The Tannhauser gate looked superficially like a 10 meter wide mirrored sphere, save that whatever it was reflecting was somewhere else. Or maybe it was the reflection of a reflection... or perhaps an infinite series of reflections. If one looked at it out of the corner of one's eye, patterns of light that seemed hauntingly coherent seemed to crawl across the surface of the sphere. Aran had heard that some people claimed to see faces, or symbols... though he never had. Looking at the gate for more than a moment tended to make him dizzy though, as if the his eye —or his mind— could not quite process what it was seeing.
"It's beautiful," breathed Ulla, still holding his hand.
"Yes," he said.
The car slid forward, into the perfect, incomprehensible sphere.
There was a brief feeling of tension, intense and almost unbearable, but over after only a few seconds. And then the Tannhauser gate was behind him, and he was looking at
the inside of another huge steel sphere, none too different from the one they had just been in. But this one was better lit, and the structure of the elevated railways was different. And it was more than seven light-years away from where they had just been.
"Welcome to Arcadia," said the official. At least, Aran was pretty sure it was an official. The man was wearing a loose, red and orange patterned shirt and baggy shorts. Other than a modern Japanese data terminal, the man looked like a prosperous tourist in some tropical resort. On the other hand, Aran had expected something of the sort. Ulla was more surprised.
"The UEN requires all visitors to record their names and public identification numbers on this terminal," the man said, speaking to a gathered crowd of about fifty passengers. "You can do that if you like, or not. But if you don't, you may not be allowed to return to Earth. Allowed by the UEN, that is. We don't care either way. I'm sorry to say that there's just the one terminal, so if you ladies and gentlemen would form a single line, we can get you registered and on your way. Anyone who wants to bypass this registration can proceed through the doors behind me."
"Is this some sort of joke?" Ulla asked, "or a trick? A trap to get gullible fools in trouble with local authorities? I bet there's a huge fine for anyone who believes that line."
"No... no, that's not the way the Arcadians work," Aran said. "They don't really care who comes in.
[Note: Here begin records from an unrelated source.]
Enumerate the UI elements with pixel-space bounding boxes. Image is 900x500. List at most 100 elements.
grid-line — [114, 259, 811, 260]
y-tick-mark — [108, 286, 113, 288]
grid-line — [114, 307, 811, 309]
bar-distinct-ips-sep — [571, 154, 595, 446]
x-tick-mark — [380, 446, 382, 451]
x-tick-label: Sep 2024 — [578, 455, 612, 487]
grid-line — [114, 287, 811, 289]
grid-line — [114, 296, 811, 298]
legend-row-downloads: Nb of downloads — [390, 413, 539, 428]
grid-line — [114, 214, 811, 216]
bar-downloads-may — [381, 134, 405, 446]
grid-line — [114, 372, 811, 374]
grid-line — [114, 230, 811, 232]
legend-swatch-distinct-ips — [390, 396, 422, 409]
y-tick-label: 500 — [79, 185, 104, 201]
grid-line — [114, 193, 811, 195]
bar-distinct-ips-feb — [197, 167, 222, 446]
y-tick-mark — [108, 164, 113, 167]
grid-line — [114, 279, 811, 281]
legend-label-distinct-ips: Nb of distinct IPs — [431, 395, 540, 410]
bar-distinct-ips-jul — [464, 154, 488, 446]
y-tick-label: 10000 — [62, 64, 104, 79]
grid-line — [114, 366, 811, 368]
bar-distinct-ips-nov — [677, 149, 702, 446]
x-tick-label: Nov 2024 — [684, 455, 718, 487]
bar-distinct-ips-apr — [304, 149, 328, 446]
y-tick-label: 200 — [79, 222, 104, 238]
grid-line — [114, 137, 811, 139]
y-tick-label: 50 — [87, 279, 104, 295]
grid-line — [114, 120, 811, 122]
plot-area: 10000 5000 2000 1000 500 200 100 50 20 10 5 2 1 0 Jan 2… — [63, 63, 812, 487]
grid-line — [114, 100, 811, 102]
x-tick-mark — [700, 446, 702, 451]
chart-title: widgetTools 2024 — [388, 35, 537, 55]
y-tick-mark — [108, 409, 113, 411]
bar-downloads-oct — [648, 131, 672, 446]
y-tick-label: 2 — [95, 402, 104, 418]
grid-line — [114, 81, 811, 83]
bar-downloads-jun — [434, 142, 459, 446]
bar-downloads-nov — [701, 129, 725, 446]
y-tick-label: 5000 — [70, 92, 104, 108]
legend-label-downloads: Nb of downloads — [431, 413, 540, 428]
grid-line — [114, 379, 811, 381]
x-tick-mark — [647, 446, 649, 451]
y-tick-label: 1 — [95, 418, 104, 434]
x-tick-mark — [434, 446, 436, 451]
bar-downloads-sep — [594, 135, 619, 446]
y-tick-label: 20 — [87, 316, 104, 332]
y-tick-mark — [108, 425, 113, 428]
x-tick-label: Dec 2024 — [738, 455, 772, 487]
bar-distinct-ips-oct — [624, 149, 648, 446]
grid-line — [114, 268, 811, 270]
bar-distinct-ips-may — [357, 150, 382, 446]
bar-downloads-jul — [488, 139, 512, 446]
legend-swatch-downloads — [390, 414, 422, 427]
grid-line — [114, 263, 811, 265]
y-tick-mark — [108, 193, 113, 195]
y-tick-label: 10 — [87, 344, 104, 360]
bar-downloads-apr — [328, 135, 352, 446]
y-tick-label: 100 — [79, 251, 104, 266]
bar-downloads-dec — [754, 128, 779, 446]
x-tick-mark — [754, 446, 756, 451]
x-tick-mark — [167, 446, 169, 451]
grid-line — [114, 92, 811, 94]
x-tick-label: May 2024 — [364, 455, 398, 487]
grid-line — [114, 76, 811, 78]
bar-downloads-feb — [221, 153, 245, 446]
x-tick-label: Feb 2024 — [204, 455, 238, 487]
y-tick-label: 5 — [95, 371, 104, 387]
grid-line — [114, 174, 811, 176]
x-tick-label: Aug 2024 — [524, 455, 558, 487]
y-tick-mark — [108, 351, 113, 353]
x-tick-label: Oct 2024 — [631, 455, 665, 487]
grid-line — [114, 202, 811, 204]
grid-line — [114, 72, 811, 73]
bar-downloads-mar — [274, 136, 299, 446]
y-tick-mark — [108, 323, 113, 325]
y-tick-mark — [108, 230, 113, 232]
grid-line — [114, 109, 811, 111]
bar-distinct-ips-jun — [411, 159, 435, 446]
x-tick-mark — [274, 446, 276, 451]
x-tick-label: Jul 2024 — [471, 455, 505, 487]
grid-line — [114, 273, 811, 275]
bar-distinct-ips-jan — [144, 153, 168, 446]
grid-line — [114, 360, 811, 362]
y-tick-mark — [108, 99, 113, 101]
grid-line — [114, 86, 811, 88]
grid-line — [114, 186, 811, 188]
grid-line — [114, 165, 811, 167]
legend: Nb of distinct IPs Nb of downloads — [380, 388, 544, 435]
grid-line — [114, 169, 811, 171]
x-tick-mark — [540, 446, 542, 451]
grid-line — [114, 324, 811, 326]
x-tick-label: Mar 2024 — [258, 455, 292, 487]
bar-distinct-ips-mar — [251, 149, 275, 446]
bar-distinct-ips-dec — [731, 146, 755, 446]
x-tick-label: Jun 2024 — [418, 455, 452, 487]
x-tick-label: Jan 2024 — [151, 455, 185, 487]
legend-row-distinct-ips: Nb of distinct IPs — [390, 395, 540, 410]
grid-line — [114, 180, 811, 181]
I've heard speculation that they have some first rate facial recognition systems aimed at us, but that's only to make sure that certain specific people are noticed if they try to come in. Otherwise, as far as I can tell, they don't care."
"But that's crazy. Anyone could just come here and..."
"That's just it. Anyone can, but then what? There's nothing the government does for the people here. There's not even a system of IDs here. No ID cards, and no central ID recognition system either."
"No ID? But how can that work? How do they keep people from cheating on their social welfare receipts, or exceeding their quota for educational services. Or medical care?"